By solving these equations together, we can find specific values for \(x\) and \(y\) (the number of each type of dish set). Learning how to handle linear equations is essential for tackling real-world problems, especially in fields like finance and resource management.

substitution method

The substitution method is a common technique used to solve systems of linear equations. The main idea is to solve one of the equations for one variable and then substitute that expression into the other equation. Here’s the step-by-step guide:

• Solve for a Variable: In the restaurant problem, we first solved the equation \( x + y = 200 \) for \(y\), finding \( y = 200 - x \).
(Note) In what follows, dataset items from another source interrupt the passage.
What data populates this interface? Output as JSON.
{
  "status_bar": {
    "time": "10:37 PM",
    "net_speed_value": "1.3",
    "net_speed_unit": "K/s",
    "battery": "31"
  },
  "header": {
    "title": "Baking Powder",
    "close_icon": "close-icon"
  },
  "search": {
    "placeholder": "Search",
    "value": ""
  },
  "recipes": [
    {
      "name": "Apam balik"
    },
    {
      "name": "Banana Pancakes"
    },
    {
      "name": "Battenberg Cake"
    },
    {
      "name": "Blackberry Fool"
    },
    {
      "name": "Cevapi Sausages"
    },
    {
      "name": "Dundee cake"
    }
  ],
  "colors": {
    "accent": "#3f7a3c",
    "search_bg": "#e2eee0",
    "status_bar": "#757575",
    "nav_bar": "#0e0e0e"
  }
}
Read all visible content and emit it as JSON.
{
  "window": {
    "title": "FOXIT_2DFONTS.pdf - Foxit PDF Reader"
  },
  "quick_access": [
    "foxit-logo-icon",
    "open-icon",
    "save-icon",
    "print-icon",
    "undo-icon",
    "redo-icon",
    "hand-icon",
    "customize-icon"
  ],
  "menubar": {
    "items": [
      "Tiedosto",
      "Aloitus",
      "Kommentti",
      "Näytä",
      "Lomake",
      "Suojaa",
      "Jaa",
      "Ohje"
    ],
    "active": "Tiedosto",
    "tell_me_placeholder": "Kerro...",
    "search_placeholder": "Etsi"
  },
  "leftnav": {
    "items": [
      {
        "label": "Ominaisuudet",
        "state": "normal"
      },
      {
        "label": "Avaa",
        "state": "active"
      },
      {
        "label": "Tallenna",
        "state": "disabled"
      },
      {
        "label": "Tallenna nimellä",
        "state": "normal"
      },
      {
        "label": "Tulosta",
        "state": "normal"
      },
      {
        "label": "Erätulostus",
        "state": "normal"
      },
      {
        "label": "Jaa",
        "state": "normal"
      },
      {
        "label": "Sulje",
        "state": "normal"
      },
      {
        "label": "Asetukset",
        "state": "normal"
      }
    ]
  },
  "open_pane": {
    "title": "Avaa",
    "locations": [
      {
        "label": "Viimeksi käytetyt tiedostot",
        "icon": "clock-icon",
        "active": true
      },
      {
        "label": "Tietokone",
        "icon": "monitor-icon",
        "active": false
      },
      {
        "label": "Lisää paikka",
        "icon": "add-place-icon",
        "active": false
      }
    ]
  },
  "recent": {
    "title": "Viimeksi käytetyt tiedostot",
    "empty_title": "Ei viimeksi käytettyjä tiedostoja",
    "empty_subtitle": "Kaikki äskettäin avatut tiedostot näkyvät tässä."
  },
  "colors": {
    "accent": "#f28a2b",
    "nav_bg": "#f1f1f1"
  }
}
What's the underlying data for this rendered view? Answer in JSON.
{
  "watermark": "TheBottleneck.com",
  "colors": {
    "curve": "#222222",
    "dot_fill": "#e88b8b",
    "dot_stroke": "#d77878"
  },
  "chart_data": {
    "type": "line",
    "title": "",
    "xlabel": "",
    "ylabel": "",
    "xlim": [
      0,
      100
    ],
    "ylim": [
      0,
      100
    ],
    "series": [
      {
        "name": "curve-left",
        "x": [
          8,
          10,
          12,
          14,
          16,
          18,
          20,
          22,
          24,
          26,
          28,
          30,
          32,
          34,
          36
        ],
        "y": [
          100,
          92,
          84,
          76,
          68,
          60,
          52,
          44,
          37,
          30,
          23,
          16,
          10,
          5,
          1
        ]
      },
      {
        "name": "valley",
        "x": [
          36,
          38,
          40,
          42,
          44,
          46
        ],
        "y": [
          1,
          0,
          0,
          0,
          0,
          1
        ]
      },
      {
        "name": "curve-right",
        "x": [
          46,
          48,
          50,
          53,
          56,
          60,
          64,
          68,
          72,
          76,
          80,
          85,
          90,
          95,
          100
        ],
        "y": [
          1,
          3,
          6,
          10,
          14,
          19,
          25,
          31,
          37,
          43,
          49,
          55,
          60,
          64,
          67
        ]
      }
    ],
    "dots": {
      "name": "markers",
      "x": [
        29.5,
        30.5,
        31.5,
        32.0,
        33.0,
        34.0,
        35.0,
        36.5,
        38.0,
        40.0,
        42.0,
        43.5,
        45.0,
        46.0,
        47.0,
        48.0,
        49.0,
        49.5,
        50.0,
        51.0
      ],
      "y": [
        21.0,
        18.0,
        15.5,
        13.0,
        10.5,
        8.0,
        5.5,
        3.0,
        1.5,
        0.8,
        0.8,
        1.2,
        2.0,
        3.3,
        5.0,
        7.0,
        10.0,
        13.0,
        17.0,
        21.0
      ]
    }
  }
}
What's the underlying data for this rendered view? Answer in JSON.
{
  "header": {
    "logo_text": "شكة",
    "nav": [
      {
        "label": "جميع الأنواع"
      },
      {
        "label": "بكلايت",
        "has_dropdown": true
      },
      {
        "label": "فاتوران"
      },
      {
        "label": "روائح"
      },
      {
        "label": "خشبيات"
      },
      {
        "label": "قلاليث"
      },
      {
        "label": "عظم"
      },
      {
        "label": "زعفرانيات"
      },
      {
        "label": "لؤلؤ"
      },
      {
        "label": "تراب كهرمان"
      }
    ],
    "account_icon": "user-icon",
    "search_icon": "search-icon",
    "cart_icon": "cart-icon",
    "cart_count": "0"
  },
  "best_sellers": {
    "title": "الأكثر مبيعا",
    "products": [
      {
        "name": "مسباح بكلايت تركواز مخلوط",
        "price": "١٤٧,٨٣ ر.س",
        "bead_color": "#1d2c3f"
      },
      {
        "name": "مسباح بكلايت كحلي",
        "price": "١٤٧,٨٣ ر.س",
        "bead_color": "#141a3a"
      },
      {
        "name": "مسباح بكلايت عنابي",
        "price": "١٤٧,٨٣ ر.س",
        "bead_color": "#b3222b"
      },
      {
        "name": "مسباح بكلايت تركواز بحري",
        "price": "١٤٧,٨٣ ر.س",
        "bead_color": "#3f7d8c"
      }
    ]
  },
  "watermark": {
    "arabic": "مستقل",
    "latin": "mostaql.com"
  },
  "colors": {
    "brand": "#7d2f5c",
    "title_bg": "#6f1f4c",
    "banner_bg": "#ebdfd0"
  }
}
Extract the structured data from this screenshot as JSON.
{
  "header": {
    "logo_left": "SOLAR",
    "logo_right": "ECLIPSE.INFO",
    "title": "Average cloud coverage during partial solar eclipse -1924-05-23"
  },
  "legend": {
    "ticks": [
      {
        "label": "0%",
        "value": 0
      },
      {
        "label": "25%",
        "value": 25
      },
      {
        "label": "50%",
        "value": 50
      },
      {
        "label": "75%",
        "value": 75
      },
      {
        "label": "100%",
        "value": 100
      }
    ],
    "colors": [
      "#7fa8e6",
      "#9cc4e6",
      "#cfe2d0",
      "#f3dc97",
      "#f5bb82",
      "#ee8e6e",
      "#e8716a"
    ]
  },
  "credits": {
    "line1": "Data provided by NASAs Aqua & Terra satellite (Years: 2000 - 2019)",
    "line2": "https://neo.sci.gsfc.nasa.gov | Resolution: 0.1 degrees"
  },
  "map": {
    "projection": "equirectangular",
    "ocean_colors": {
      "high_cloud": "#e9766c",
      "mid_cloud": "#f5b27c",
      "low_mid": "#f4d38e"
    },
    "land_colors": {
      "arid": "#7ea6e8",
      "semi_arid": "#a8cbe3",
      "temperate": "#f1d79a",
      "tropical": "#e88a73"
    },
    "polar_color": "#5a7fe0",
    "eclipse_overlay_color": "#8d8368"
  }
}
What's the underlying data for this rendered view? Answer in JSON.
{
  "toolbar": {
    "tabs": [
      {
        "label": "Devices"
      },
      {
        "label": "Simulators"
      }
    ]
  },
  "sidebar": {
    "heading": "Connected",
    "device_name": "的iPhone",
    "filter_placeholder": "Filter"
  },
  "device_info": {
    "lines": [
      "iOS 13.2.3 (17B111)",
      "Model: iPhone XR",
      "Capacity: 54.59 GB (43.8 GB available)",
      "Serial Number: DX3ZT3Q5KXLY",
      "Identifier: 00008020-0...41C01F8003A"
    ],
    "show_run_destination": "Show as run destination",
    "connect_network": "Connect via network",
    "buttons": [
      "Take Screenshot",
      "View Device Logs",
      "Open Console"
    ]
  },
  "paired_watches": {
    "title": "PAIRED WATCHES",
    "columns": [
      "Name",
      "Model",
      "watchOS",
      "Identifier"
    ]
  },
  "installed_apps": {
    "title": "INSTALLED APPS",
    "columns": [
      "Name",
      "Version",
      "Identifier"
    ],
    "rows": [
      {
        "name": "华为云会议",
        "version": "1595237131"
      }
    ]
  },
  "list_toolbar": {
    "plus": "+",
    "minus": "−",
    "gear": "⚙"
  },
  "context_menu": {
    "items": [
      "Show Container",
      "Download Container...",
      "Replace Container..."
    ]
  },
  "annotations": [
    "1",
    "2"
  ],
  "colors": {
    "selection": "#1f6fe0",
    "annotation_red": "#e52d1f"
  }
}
• Substitute: Then, we substituted that into the second equation: \(25x + 45(200 - x) = 7400 \).


• Simplify: Simplify the equation to isolate the variable, \(x\). This allows us to solve for \( x\): \( 25x + 9000 - 45x = 7400 \)


• Solve: Combine like terms and solve for \( x \), giving us \( x = 80 \).


• Back-Substitute: Finally, substitute the value of \( x \) back into the first equation to find the value of \( y \):\( y = 200 - 80 = 120 \).

The substitution method helps break the problem into manageable steps, making it easier to find the solution.

real-world applications

Understanding how to solve linear systems using methods like substitution is very useful in real-world scenarios. For instance, the restaurant manager's problem is a common example where these skills come into play. Here are more applications:

• Business Planning: Companies often need to allocate resources wisely. Planning production levels and costs, just like our restaurant manager, requires solving linear equations.


• Finance: Budgeting and financial forecasting involve solving systems of equations to determine how to distribute funds or predict profits.


• Engineering: Engineers use linear systems to design and optimize systems and structures, ensuring they meet all necessary criteria.


• Everyday Decisions: Even in daily life, whether planning your expenses or deciding the mixture of groceries to buy under a budget, you are using linear equations unconsciously.

By mastering linear equations and methods like substitution, you are better equipped to handle numerous practical and professional challenges.